Figure 1 Workflow VSV-GP epitope predictions. (A) Schematic representation of the steps of the epitope prediction workflow. (B) Exemplary peptide candidate matrix for both H2-Db and H2-Kb. For additional information on epitope predictions, see Supplementary Figure 1.

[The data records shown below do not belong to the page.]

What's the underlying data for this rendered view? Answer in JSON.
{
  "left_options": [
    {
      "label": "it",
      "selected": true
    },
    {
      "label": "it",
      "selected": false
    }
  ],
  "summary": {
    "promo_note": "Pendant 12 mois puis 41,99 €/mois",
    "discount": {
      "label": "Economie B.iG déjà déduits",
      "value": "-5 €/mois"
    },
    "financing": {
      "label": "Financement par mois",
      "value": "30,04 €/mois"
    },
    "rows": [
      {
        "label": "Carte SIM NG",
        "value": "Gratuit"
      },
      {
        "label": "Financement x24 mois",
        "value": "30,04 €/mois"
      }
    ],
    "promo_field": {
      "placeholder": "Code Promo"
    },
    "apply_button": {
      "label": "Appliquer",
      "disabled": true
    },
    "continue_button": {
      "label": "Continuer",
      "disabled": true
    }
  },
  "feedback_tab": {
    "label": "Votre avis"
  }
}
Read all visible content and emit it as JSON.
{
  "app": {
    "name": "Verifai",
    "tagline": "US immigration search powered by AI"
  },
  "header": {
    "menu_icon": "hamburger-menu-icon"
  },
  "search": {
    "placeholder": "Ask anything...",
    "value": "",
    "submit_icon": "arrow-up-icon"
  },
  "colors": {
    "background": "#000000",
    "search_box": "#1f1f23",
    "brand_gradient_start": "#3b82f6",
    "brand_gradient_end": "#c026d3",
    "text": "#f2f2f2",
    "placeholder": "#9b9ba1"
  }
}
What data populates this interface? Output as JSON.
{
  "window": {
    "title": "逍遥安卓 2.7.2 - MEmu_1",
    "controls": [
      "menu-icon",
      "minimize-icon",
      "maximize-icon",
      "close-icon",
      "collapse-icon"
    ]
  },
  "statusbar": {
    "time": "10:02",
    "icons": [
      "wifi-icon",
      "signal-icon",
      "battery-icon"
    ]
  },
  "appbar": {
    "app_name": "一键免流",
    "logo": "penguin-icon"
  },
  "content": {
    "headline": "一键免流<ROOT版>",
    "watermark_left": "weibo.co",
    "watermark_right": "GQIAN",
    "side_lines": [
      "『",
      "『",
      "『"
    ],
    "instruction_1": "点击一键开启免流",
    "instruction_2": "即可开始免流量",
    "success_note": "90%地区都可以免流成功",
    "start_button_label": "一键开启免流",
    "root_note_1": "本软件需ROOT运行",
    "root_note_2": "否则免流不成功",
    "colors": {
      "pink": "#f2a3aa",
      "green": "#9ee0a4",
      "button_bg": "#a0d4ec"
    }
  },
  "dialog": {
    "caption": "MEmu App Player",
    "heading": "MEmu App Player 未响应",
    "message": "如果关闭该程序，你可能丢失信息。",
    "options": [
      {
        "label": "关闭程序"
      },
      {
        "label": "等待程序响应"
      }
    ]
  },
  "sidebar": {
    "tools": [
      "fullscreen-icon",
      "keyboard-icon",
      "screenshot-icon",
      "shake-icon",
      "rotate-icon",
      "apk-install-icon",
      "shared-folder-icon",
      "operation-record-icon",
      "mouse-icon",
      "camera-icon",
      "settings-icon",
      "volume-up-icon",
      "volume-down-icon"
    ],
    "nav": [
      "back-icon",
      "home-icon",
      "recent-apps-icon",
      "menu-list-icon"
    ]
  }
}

3.2 Peptide pool screening of H2-Db and H2-Kb presented epitopes

In order to assess T cell activation by the peptide pools, C57BL/6J mice were immunized intravenously with 10⁸ TCID₅₀ VSV-GP. One week post immunization, splenocytes were harvested and stimulated with the peptide pools in an IFN-γ ELISpot (Figure 2A). During stimulation, the peptides are hypothetically taken up by antigen-presenting cells (APCs), and presented on mouse MHC-I alleles H2-Db and H2-Kb. If the peptides are presented this may lead to activation of anti-viral CD8⁺ T cells with TCRs that recognize the H2-Db-epitope or H2-Kb-epitope complexes, leading to IFN-γ release, as shown in exemplary ELISpots for H2-Db (Figures 2B, C) and H2-Kb (Figures 2E, F). A significant difference in the number of IFN-γ spots by splenocytes of VSV-GP immunized mice compared to splenocytes of mock mice was detected for eight H2-Db peptide pools (Figure 2D) and eleven H2-Kb peptide pools (Figure 2G). Based on this group analysis, matrix deconvolution was performed by crossing out non-significant peptide pools to select the individual H2-Db and H2-Kb candidate epitopes to be tested individually (Supplementary Figure 3).

FIGURE 2

Figure 2 H2-Db and H2-Kb peptide pool screening using IFN-γ ELISpot identifies activating peptide pools. (A) Schematic representation of the experimental setup. C57BL/6J mice were intravenously (i.v.) immunized with VSV-GP on day 0 (d0). On day 7 (d7), spleens were harvested for IFN-γ ELISpot. (B,C,E,F) Representative images of IFN-γ ELISpots using 2.5 x 10⁵ splenocytes per well upon stimulation with 35 µg/ml H2-Db peptide pools 1-7 (B) and 8-14 (C), and with 35 µg/ml H2-Kb peptide pools 1-7 (E) and 8-14 (F). The negative control (NC) is unstimulated cells and the positive control (PC) is 5 µg/ml ConA. (D,G) Quantification of IFN-γ ELISpots with H2-Db peptide pools (D) and H2-Kb peptide pools (G) (n=4 for mock, n=6 for VSV-GP, from two independently performed experiments). Significant differences between mock and VSV-GP treatment are indicated with asterisks (tested using two-way ANOVA with Sidak’s multiple comparison). *p < 0.05; ***p ≤ 0.001; ****p ≤ 0.0001.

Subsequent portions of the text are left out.